In an Essay published earlier this year, I expanded on the famous debate between Bruce Ackerman, Akhil Amar, John Harrison, and others about the lawfulness of Reconstruction. As my Essay uncovers, the Indiana state legislature considered itself unrestrained by the state constitution when it ratified the Fifteenth Amendment.

Tabatha Abu El-Haj: The Profound Ahistoricism of Moore v. Harper.  Some excerpts:

Few [commentators] have highlighted the more profound ahistoricism of Petitioners’ position. Petitioners make much of the dearth of evidence of state court decisions striking down state legislation regulating federal elections. But they present no information about how elections were administered for much of the nineteenth century.

Indeed, a reader of the briefs—an earnest law clerk, for example—could easily be left with the impression that elections in the early nineteenth century worked essentially like they do today. Nothing could be farther from the truth. The kind of time, place, and manner regulation at the heart of Moore v. Harper largely did not exist until the late nineteenth century.

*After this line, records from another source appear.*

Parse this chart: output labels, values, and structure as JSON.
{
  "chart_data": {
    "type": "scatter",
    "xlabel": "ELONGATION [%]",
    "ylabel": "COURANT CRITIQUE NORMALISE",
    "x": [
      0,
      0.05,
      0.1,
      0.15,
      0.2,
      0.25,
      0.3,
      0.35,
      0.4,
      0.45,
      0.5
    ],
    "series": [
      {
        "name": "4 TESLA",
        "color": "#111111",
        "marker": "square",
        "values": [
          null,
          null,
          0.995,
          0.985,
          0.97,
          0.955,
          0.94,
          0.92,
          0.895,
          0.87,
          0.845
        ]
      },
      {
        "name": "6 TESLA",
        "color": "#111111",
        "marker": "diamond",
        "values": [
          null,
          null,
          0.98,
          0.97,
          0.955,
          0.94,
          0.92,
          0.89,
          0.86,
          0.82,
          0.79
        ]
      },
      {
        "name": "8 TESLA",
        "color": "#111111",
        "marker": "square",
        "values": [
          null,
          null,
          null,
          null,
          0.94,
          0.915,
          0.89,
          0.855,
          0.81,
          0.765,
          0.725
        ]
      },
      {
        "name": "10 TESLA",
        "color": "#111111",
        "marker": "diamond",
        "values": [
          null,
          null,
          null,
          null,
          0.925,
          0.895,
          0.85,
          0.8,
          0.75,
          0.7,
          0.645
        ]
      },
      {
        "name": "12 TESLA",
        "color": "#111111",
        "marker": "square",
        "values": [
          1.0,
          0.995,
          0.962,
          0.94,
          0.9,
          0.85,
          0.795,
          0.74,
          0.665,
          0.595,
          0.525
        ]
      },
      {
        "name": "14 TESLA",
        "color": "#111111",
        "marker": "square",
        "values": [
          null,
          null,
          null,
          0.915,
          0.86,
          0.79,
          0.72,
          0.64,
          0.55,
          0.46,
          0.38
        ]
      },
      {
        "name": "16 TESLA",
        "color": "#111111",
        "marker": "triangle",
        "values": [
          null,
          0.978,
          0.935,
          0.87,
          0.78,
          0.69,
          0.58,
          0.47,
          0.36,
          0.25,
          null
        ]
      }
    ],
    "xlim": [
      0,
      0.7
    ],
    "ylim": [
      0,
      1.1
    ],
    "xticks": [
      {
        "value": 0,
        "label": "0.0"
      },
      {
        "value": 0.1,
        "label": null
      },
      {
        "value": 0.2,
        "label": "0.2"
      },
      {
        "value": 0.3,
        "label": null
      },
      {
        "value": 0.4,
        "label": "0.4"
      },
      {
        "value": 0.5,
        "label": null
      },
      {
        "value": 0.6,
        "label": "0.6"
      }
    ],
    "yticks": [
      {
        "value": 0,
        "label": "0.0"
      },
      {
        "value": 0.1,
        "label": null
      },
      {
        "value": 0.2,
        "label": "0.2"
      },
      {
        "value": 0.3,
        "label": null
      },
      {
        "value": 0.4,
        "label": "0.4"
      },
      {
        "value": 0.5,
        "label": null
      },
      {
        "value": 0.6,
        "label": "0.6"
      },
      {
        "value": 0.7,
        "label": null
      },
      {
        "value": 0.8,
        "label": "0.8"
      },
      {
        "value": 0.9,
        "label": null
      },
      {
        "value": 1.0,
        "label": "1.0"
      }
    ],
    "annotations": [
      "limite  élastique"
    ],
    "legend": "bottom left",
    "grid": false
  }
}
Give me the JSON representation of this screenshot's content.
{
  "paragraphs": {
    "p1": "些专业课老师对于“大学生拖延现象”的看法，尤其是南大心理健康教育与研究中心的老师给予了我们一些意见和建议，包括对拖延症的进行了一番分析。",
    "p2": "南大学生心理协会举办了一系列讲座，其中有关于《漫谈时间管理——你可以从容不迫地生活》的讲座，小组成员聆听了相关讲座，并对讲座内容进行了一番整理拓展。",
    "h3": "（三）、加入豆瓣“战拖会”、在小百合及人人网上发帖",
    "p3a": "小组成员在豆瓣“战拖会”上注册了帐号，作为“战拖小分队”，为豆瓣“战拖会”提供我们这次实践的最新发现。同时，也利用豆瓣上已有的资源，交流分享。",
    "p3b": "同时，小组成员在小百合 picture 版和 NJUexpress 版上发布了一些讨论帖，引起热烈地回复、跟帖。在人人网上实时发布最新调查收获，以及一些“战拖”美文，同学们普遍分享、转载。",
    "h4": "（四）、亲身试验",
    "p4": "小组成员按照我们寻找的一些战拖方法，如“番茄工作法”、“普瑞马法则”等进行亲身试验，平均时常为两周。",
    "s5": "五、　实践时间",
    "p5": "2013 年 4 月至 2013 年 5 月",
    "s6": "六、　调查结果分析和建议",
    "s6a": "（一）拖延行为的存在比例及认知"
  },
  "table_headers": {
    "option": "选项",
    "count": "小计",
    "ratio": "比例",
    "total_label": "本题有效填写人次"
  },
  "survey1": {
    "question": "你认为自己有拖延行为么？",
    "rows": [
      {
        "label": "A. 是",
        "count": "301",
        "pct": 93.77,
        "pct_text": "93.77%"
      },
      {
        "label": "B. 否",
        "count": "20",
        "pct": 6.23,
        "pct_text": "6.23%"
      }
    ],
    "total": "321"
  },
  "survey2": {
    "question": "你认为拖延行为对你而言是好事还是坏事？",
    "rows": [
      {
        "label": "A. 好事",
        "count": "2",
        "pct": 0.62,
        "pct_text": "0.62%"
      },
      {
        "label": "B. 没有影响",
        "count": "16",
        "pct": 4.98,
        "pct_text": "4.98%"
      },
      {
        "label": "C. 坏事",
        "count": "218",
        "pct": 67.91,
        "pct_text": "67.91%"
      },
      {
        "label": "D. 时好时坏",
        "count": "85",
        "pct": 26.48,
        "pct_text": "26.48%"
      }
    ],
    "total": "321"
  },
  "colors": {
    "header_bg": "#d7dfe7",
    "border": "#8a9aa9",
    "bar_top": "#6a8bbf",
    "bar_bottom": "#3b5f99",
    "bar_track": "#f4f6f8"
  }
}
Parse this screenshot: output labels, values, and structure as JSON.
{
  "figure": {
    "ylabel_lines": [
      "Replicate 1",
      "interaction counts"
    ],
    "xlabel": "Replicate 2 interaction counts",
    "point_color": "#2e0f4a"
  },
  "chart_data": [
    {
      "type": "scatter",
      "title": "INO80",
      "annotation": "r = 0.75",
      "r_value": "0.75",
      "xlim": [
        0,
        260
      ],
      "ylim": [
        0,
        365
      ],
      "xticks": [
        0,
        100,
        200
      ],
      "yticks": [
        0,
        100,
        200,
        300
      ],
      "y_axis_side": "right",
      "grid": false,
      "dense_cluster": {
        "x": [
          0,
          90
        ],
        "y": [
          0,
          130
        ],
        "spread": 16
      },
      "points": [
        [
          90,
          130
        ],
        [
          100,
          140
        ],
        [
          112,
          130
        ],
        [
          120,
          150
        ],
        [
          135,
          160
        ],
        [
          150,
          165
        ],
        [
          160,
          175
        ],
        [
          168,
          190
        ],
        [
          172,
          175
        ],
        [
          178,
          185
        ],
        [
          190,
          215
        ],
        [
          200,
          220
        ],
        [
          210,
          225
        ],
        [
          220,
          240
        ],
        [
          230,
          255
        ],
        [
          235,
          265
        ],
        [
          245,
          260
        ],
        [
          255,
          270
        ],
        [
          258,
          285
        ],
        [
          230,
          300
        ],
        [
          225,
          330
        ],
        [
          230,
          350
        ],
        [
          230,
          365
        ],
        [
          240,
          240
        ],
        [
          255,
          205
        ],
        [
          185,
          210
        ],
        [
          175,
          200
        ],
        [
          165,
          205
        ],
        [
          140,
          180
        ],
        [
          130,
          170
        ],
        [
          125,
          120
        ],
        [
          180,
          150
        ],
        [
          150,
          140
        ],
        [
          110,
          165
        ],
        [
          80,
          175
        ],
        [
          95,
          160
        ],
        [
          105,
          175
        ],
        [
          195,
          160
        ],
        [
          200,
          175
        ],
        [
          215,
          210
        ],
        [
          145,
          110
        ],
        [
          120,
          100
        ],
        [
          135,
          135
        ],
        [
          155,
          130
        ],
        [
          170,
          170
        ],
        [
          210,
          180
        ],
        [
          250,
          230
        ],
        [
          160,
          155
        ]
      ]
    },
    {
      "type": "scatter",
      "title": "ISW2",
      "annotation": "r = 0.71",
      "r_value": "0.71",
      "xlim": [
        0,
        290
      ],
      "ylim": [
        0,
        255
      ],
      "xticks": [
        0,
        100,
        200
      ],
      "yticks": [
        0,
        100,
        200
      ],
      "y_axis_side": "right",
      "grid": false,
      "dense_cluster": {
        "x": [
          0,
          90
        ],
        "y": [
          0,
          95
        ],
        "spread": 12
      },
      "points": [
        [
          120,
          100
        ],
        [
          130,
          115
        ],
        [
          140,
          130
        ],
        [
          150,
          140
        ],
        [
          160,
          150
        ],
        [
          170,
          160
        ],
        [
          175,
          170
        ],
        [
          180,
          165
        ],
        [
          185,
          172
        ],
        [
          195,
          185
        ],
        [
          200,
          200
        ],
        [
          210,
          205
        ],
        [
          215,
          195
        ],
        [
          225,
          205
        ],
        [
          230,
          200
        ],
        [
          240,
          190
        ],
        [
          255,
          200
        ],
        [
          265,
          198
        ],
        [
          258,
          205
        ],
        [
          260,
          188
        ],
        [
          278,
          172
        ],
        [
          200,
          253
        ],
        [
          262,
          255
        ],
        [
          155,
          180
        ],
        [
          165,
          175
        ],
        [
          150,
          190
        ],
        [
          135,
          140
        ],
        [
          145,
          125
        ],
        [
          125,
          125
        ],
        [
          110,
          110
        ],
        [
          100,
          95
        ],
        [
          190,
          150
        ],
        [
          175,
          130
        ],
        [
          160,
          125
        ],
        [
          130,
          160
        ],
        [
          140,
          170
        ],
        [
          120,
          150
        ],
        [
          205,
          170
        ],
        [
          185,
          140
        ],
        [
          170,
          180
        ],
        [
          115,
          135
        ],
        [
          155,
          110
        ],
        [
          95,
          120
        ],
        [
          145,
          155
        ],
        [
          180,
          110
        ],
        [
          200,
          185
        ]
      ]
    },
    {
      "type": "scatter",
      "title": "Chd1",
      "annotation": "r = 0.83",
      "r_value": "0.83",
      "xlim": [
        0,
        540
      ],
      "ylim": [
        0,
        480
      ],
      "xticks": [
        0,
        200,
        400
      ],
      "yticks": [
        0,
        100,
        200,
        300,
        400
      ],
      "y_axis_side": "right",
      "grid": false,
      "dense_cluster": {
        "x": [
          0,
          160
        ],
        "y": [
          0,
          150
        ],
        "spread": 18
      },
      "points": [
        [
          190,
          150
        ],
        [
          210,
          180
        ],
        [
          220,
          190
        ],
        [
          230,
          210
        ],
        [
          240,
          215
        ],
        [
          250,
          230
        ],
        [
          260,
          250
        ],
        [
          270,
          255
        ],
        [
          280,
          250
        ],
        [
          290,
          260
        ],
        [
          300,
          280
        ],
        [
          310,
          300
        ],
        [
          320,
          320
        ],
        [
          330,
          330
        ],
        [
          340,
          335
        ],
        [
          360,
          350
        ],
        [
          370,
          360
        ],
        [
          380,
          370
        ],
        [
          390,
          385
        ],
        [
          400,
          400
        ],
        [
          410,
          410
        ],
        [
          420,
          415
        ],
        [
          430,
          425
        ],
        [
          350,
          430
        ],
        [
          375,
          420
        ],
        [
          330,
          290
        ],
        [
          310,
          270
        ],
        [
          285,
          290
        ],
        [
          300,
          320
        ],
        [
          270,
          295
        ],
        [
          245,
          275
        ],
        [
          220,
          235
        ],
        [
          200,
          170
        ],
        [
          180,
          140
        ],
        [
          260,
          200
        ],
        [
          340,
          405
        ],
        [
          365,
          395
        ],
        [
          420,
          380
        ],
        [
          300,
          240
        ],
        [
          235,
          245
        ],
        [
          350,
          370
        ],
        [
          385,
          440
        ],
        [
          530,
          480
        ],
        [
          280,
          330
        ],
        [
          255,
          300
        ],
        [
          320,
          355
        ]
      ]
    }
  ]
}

An earnest reader of the briefs could just as easily come away with the impression that, like today, Congress was divided into single-member districts in the early nineteenth century and that states diligently redistricted each decade, as required by the Constitution. But it was not until the Apportionment Act of 1842 (yes 1842!) that single-member congressional districts were mandated. At the time of its enactment, there were twenty-six states in the Union. 10 states used at large voting for House elections. Petitioners offer no information about how often states actually redistricted before 1842 (or after). This silence is particularly glaring given that in the period prior to Baker v. Carr, despite the constitutional requirement, states frequently did not redraw their state or congressional maps. In the absence of such information, what exactly can be made of the fact that no state court appears to have invalidated a state legislature’s congressional map on substantive state-constitutional grounds?

Moore may end up being the most important originalist case of the term, at least in terms of the amount of commentary it generates.  I continue to think the case itself is easier than many people are making it, but the larger questions of the independent state legislature issue are indeed profound.